About half of new vehicle models offer some combination of lane centering assist (LCA) and adaptive cruise control (ACC) that can be used at the same time to automatically steer, brake, and accelerate in certain situations, according to CR’s research. When CR surveyed our own members, over half of them told us that these active driving assistance systems make driving less stressful. But all the features still require an engaged human driver behind the wheel.
“The driver must stay vigilant and in control of the vehicle at all times,” says Kelly Funkhouser, manager for vehicle technology at CR. In addition, most new vehicles have some form of automatic emergency braking (AEB), and many of those systems can also detect pedestrians and cyclists.

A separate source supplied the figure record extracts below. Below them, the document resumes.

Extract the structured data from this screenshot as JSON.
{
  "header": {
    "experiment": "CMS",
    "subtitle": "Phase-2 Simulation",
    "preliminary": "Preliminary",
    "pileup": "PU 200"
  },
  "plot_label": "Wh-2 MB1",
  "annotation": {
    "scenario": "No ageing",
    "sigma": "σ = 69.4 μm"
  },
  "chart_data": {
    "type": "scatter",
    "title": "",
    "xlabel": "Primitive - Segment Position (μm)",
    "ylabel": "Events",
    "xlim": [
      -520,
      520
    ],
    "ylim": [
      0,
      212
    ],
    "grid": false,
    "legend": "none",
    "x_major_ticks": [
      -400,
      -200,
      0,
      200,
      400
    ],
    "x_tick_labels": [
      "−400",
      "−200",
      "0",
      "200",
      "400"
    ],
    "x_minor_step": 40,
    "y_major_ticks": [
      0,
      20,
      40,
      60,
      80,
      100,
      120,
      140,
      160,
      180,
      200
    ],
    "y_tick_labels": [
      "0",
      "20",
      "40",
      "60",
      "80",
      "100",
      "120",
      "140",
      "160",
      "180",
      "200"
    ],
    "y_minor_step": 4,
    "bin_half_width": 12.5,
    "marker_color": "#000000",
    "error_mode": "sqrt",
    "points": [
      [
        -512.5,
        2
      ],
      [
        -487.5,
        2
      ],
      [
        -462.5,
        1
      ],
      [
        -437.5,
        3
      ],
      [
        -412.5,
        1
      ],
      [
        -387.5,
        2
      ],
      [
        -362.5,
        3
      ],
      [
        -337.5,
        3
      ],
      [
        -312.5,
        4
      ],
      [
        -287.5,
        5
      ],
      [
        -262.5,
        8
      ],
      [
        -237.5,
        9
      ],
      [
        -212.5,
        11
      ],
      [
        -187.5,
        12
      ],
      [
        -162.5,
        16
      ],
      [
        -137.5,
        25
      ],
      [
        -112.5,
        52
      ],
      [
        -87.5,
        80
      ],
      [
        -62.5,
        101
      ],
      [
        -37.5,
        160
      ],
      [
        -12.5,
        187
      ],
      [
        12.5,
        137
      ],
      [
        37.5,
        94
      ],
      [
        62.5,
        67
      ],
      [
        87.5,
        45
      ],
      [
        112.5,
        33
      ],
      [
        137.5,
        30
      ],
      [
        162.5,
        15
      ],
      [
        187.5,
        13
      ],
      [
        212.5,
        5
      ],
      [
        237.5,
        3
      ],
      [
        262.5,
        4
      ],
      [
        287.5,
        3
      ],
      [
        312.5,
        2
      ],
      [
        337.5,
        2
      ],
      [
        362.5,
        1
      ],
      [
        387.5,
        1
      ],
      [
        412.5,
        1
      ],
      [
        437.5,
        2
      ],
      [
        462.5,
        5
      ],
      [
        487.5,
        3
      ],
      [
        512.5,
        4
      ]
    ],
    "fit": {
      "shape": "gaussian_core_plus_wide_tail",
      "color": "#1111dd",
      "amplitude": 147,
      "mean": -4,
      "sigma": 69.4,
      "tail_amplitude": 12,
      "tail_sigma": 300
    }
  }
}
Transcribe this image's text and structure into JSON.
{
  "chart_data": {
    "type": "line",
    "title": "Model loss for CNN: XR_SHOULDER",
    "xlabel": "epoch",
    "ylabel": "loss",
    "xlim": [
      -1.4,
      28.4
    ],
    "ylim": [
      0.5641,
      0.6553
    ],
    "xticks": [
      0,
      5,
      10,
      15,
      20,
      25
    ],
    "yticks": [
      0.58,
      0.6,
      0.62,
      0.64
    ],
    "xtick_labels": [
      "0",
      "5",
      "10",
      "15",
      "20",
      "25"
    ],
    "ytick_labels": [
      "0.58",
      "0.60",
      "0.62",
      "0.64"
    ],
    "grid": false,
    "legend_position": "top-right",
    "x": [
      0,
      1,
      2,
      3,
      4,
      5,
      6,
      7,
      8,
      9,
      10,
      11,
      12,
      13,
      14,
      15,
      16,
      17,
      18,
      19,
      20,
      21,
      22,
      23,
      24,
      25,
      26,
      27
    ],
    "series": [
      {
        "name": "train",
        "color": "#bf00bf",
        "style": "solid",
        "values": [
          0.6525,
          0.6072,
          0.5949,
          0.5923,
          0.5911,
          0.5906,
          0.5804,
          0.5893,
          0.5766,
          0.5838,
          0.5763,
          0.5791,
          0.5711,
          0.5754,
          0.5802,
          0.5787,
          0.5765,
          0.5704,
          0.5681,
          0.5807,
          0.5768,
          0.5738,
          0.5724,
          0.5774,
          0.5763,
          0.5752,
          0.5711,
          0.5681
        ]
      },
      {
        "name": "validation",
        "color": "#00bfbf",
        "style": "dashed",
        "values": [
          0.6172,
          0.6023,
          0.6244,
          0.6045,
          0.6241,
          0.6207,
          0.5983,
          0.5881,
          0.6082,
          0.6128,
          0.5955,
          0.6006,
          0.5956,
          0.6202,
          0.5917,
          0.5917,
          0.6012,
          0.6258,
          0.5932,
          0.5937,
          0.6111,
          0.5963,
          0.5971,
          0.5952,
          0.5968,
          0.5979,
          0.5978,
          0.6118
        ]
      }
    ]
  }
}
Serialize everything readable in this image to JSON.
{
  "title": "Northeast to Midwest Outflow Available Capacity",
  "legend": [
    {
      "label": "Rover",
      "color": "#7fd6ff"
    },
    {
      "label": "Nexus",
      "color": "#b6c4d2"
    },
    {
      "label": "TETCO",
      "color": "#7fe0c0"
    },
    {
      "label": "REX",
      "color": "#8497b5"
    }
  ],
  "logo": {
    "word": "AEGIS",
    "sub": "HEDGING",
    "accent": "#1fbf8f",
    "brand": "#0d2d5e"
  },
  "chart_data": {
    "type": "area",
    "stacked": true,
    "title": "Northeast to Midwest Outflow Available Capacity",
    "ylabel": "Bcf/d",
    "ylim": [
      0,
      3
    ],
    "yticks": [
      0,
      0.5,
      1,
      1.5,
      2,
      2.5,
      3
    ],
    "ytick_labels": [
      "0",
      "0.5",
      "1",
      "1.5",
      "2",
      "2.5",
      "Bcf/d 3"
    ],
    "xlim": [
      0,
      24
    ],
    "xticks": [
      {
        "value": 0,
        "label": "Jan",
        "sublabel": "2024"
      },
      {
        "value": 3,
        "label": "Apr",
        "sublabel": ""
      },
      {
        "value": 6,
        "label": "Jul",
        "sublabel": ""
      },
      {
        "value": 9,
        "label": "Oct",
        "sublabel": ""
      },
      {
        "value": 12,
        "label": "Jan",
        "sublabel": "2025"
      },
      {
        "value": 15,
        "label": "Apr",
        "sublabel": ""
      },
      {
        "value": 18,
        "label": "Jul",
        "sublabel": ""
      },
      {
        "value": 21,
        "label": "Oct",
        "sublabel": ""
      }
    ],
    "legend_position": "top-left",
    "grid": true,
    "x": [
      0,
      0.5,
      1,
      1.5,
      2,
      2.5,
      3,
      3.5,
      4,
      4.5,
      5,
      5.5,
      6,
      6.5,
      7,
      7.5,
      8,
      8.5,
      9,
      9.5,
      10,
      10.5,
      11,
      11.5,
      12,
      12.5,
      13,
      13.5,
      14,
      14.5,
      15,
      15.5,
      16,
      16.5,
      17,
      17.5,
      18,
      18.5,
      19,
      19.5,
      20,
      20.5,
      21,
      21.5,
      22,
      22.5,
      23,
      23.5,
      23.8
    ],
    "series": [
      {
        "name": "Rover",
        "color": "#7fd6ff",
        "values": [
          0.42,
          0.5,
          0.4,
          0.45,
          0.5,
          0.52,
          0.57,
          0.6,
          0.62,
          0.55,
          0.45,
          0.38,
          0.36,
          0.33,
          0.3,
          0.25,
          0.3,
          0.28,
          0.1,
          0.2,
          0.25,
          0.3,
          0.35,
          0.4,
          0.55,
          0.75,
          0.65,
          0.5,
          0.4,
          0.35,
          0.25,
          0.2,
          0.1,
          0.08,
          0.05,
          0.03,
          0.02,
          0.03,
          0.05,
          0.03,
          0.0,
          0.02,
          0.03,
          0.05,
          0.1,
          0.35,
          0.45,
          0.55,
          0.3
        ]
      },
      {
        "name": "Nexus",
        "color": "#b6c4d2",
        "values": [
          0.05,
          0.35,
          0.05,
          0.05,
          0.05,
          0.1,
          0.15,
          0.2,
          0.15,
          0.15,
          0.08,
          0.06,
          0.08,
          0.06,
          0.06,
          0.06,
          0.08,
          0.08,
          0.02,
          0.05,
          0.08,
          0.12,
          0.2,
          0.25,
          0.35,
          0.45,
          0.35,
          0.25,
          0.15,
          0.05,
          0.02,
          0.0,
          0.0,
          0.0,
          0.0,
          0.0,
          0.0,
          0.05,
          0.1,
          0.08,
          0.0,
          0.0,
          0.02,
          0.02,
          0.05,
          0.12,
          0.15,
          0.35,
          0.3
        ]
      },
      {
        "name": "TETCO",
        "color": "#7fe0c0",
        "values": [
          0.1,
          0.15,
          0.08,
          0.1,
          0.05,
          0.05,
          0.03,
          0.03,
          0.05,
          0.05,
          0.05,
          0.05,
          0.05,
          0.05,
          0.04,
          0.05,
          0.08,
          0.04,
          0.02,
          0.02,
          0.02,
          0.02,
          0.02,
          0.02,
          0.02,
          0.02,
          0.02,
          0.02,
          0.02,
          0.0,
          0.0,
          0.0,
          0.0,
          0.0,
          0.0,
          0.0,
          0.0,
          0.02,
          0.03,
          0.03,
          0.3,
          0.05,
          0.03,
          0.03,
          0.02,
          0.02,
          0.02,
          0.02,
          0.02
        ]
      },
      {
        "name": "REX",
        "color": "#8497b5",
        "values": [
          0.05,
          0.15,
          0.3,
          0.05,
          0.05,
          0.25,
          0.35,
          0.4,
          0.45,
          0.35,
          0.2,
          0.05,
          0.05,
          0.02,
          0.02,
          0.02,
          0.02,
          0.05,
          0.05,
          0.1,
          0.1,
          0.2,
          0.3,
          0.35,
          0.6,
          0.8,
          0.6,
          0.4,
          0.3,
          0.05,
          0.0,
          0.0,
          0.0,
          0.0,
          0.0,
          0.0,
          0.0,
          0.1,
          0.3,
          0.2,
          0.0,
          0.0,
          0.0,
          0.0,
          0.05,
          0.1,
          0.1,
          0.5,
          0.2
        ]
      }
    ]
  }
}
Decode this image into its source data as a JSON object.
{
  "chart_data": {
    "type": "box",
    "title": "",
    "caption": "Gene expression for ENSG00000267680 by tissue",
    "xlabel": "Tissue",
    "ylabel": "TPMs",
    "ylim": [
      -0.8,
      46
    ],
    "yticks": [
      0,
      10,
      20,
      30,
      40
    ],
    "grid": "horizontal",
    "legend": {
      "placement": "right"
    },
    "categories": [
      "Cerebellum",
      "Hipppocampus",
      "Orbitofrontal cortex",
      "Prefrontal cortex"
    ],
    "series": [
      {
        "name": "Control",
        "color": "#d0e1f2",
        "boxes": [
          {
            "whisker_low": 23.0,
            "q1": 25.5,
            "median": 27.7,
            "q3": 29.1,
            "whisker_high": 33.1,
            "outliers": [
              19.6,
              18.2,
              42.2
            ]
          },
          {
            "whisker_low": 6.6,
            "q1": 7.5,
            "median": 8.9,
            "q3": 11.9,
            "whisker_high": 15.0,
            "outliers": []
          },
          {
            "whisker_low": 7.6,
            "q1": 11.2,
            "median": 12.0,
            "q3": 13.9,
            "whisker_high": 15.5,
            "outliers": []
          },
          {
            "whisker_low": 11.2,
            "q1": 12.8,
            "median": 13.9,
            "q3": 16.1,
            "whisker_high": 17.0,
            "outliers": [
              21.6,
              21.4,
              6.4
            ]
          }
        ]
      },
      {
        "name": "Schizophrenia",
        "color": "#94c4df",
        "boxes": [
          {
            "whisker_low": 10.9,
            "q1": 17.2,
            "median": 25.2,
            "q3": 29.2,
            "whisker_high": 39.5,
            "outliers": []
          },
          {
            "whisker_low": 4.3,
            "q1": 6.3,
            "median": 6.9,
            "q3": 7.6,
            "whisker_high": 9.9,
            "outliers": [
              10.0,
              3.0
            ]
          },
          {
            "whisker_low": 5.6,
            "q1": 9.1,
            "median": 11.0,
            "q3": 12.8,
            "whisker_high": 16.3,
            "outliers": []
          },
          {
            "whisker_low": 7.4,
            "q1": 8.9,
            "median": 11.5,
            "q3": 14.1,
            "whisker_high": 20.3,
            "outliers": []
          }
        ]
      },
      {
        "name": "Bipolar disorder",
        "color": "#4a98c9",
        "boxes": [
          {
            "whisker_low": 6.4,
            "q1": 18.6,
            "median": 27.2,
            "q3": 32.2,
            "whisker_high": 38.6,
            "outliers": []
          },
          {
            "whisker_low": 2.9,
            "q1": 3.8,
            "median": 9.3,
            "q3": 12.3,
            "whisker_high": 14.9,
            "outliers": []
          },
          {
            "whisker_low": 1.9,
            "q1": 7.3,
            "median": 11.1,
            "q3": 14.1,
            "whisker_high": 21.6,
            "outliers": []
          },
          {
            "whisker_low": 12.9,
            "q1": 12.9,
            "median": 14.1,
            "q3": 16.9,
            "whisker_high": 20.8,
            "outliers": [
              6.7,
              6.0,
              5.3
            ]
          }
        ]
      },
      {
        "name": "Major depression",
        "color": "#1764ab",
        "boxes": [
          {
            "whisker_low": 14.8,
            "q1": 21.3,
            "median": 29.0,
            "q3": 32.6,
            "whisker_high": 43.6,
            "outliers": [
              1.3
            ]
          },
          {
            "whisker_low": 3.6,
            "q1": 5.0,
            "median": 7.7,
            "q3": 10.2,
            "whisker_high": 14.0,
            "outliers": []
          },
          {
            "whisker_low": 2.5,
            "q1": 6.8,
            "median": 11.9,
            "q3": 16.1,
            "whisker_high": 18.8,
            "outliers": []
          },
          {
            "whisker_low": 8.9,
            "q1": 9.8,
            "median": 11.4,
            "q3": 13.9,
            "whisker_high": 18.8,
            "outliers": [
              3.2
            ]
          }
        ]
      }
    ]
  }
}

At the same time, many automakers are making promises about a self-driving future, and Tesla has repeatedly said that its current active driving assistance systems will gain self-driving capabilities. But AAA’s tests of today’s technology show that even the most advanced vehicles cannot avoid some collisions, even at low speeds.
• None of the three active driving assistance systems tested by AAA could avoid a collision with an oncoming car that crossed the center line of a straight road. The stakes were a lot lower on AAA’s test track than on most real-world roadways: AAA testers used a foam “target car” and gave the vehicles 1,000 feet of separation. Speeds were just 15 mph for the target car and 25 mph for the test vehicle. Only the Tesla detected the oncoming vehicle, although it was unable to brake enough to avoid a collision.
• When a cyclist crossed its path 290 feet ahead, the Subaru EyeSight’s AEB system was unable to detect it or stop in time to avoid a crash—even at just 25 mph. The Hyundai and Tesla systems were able to stop in time.
• All three tested systems avoided a crash with a slow vehicle in the same lane ahead, a simulation of what it would be like to encounter traffic congestion on a highway. In addition, all three systems avoided crashes with a cyclist traveling in the same lane in the same direction.
Though there were differences among the systems, AAA project technical leader Matthew Lum told CR that ranking or differentiating their performance wasn’t the intent of the project. “The primary objective is to illustrate [active driving assistance] system performance as a whole in the context of real-world situations that drivers may reasonably encounter,” he said.
In a statement, AAA’s Brannon said that drivers often say they expect such systems to perform flawlessly. “But unfortunately, our testing demonstrates spotty performance is the norm rather than the exception.”
Earlier this year, AAA found that many AEB systems with pedestrian detection don’t work as well at night or when vehicles are taking a turn.
Despite their limitations, systems such as AEB have been proved to reduce crashes. CR recommends that car buyers seek AEB on their next vehicle.